Messed around with the new layout a bit today, fixing some issues and likely creating some new ones:

  • The sidebar has been given a background color to seperate it a bit more from the main content.
  • The main navigation links has been spaced out and given a hover style to make them more visible.
  • The dropshadow under the pagetitle is gone. Trying to cut down on my blatant abuse of dropshadows here.
  • The outer striped gradients has been flipped. It looks nicer this way and I feel it helps leading the eye towards the content.
  • The CSS now losely follows the naming conventions put forth by Andy Clarke.
  • The document structure has been improved (I hope), based on Tomas Jogins thoughts about hierarchy and the comments to his post.
  • The search is now styled, inspired by the technique detailed by Dave Shea.

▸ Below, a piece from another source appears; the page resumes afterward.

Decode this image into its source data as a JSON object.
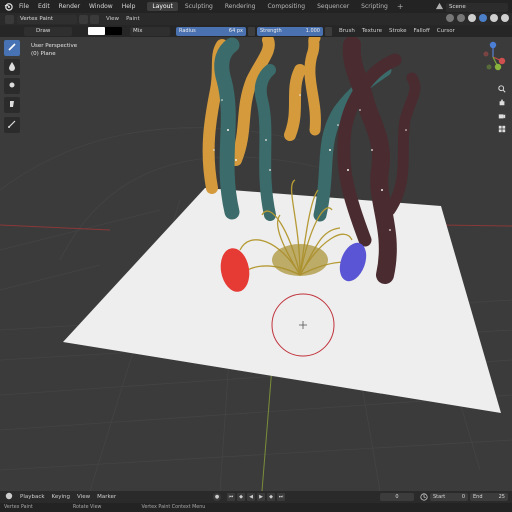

So far, all seems well and somewhat better.

Tearing down and building up again

For a long time I have been contemplating redesigning this website. Not because it really needed it (I actually quite liked the old look), however I had to redesign something. So I did.

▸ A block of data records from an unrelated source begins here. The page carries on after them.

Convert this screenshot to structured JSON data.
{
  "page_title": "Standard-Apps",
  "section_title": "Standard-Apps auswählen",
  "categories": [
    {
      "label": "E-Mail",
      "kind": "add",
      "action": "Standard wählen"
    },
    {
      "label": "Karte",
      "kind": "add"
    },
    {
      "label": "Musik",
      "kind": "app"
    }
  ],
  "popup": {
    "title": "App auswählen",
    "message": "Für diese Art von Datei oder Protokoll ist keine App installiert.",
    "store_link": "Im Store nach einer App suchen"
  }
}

There are still a few quirks to iron out, obviously, including making IE render the site as I want it to. I might get around to that eventually.

Anyways, enjoy, and let me know if something has turned out to be crap.

Size optimizing

With Mark Pilgrim diving into website optimization I decided to run this site through a size analysis tool. The verdict:

  • TOTAL_OBJECTS - Congratulations, the total objects on this page (including the HTML) is 4 which most browsers can multithread. Minimizing HTTP requests is key for web site optimization.
  • TOTAL_IMAGES - Congratulations, the total number of images on this page is 2. Most browsers can send multiple requests, which can speed display of multiple images.
  • TOTAL_CSS - Congratulations, the total number of external CSS files on this page is 1. Because external CSS files must be in the HEAD of your HTML document, they must load first before any BODY content displays. Although they are cached, CSS files slow down the initial display of your page.
  • TOTAL_SIZE - Caution. The total size of this page is 71995 bytes, which will load in over 8 seconds on a 56Kbps modem. Consider reducing total page size to less than 30K to achive sub eight second response times on 56K connections. Be sure to provide feedback for pages over 30K by layering your design to display useful content within the first two seconds.
  • HTML_SIZE - Caution. The total size of this HTML file is 30437 bytes, which is above 20K but below 100K. With a 10K ad and a logo this means that your page will load in over 8.6 seconds. Consider optimizing your HTML and eliminating unnecessary features. To give your users feedback, consider layering your page to display useful content within the first two seconds. Consider using HTTP compression (otherwise known as "content encoding") to reduce the size of your HTML.
  • IMAGES_SIZE - Warning! Danger Will Robinson! The total size of your images is 32673 bytes, which is over 30K. Consider optimizing your images for size, combining them, and replacing graphic rollovers with CSS.
  • SCRIPT_SIZE - Congratulations, the total size of all your scripts is 1133 bytes, which is less than 1160 bytes. This will fit into one higher-speed TCP/IP packet.
  • CSS_SIZE - Warning! Danger Will Robinson! The total size of your external CSS is 8885 bytes, which is over 4K. Consider optimizing your CSS for size, and combining them.

Ouch, total size: 72KB!

Tweaking the website

During the recent weeks I have been fiddling with the internals of this weblog. It appears to be a good place to experiment with ideas and technologies before I move them to bigger projects.

Many of the changes shouldn’t be obvious to most of you unless you look really hard, but so far I’m pretty proud of the technical level of the site so far.